As someone who has loved Zemo since Civil War, I was thrilled to see fans finally coming around to him and his perspective. His role is indicative of a shift in pop culture’s relationship with superheroes. Other shows like The Boys and Invincible have revealed the dark side of superheroism, which only proves the thesis of Zemo’s motivations in the MCU. He is a real and relatable example of those hurt by the people we place on a pedestal, immune from scrutiny or oversight. That’s true for the MCU itself. I have a love-hate relationship with Marvel as a whole. There is so much I love, but equally I am fatigued by the pedestal the MCU is placed on and the way that fans refuse criticism, even in mildest terms. Zemo stands as a symbol of challenging the status quo and putting pressure on our heroes to actually be heroes.

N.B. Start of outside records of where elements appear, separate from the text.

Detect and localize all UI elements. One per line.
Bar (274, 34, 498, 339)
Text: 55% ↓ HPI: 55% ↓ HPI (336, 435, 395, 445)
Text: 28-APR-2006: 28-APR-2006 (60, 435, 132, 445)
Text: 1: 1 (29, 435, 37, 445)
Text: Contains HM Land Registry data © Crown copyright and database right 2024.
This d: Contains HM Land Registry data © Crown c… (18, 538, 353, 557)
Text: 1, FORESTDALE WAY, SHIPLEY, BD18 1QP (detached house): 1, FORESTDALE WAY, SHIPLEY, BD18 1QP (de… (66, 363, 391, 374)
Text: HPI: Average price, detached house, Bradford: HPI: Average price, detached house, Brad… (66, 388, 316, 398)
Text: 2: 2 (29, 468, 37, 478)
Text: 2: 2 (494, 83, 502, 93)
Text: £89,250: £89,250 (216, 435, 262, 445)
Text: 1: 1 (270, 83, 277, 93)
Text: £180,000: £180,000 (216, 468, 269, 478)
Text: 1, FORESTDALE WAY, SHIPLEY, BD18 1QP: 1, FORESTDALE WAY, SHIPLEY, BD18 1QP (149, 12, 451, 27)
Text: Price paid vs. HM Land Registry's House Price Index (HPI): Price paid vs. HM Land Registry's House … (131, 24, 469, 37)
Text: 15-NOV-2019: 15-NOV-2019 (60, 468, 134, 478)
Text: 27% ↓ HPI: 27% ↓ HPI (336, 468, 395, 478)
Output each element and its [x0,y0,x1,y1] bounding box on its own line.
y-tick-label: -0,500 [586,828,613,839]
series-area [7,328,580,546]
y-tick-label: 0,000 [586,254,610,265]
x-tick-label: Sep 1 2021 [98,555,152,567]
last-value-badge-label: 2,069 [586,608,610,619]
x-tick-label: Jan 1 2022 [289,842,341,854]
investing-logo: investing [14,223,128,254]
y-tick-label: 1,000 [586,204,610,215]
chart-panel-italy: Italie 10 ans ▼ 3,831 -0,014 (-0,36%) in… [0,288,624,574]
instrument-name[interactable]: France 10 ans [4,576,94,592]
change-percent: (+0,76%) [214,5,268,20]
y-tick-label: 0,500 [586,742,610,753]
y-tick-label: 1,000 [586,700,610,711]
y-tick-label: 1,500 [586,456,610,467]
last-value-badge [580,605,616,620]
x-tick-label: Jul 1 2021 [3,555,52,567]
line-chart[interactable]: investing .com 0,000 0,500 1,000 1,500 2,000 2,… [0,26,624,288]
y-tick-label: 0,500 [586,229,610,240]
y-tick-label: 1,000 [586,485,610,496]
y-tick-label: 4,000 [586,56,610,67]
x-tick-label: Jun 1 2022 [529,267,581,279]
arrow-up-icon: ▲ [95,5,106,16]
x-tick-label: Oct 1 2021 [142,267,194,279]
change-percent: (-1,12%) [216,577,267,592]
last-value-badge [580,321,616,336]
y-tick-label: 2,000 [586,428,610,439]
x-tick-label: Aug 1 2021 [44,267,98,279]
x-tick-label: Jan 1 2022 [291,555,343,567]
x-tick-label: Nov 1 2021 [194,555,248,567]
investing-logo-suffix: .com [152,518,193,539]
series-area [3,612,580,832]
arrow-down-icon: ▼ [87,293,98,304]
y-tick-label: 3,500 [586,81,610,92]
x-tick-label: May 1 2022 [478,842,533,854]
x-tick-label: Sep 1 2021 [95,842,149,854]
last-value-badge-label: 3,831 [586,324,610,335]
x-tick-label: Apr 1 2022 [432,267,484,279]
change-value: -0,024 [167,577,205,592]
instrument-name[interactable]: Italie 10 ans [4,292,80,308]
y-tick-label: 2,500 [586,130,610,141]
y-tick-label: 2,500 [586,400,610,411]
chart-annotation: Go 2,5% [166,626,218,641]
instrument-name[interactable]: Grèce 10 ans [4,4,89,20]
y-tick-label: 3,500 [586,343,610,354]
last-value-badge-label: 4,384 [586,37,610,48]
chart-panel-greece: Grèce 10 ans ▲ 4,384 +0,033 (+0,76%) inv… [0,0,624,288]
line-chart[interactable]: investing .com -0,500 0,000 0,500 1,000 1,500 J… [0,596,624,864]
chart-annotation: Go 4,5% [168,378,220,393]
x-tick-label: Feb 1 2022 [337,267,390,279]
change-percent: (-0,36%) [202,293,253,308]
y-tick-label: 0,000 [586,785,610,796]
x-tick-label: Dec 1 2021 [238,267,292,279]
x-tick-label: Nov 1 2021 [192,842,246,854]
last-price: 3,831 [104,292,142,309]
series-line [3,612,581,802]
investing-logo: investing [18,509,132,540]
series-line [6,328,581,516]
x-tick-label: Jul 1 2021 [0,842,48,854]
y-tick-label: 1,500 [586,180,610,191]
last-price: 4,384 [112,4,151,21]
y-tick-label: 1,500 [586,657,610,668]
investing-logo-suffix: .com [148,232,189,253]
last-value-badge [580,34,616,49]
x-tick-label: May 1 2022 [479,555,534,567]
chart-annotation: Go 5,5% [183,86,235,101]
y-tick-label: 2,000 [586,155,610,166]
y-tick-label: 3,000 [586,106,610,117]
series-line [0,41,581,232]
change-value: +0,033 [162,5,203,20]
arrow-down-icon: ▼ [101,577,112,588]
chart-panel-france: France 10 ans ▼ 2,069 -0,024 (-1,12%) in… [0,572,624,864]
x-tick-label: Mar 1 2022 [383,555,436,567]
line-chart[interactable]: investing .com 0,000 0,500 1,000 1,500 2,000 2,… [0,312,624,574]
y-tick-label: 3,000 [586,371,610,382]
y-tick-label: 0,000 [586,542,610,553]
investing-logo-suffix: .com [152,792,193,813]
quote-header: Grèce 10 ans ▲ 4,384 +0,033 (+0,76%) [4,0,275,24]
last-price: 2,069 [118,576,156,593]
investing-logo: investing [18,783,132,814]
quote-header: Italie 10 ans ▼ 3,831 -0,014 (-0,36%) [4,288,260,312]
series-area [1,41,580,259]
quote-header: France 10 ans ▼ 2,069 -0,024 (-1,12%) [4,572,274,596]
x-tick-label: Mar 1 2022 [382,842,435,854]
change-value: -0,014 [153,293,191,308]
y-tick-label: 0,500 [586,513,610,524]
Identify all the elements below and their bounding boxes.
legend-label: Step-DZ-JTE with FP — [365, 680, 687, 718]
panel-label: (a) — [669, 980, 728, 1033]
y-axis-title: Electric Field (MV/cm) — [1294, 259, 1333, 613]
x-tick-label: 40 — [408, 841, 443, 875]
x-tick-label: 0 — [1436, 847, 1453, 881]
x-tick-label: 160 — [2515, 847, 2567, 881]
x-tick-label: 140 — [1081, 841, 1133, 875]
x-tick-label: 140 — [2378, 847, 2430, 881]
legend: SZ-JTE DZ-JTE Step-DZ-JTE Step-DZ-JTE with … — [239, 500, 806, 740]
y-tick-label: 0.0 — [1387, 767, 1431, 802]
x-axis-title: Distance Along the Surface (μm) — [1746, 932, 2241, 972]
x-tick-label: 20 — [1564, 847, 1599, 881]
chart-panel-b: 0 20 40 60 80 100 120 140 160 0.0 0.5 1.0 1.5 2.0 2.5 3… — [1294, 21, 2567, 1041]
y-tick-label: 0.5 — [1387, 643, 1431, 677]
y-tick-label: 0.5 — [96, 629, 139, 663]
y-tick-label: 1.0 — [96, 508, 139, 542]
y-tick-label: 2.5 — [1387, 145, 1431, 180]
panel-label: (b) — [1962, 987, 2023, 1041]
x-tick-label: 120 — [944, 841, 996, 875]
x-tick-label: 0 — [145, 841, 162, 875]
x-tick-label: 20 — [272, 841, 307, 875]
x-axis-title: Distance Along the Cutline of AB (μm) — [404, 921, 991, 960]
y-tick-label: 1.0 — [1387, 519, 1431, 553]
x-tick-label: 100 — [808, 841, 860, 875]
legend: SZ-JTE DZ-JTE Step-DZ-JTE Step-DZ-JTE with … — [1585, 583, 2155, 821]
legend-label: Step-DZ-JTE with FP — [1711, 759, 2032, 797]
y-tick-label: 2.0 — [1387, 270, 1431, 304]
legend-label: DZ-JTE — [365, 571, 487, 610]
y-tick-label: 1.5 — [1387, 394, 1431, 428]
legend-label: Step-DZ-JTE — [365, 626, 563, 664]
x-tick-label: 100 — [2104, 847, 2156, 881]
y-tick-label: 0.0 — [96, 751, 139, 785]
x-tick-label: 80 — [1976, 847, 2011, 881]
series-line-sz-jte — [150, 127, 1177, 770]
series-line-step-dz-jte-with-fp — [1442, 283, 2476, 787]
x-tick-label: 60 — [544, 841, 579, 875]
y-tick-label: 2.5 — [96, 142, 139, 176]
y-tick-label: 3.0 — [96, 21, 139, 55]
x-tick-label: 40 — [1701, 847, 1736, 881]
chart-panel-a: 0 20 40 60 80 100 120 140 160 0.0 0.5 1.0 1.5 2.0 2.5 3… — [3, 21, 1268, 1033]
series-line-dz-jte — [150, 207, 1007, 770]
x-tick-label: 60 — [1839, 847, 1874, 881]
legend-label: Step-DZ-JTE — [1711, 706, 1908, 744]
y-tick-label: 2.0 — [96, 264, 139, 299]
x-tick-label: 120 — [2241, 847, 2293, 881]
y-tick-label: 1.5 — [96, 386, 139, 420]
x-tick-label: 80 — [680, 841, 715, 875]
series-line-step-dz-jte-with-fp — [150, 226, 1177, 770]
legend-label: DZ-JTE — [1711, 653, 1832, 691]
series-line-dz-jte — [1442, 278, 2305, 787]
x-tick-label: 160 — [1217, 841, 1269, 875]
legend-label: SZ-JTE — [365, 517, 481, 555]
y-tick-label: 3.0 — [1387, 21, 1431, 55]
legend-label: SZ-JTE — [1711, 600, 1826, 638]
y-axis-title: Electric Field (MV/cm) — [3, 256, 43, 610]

Everywhere the Avengers go, they leave behind people to pick up the pieces of ruined lives. In Zemo’s case, he had the means and skill to enact a justified act of revenge against the people that destroyed not just his family, but his people. He resents those who fly in the sky on behalf of those who are here, stuck on the ground.
The Falcon and the Winter Soldier is streaming now on Disney+.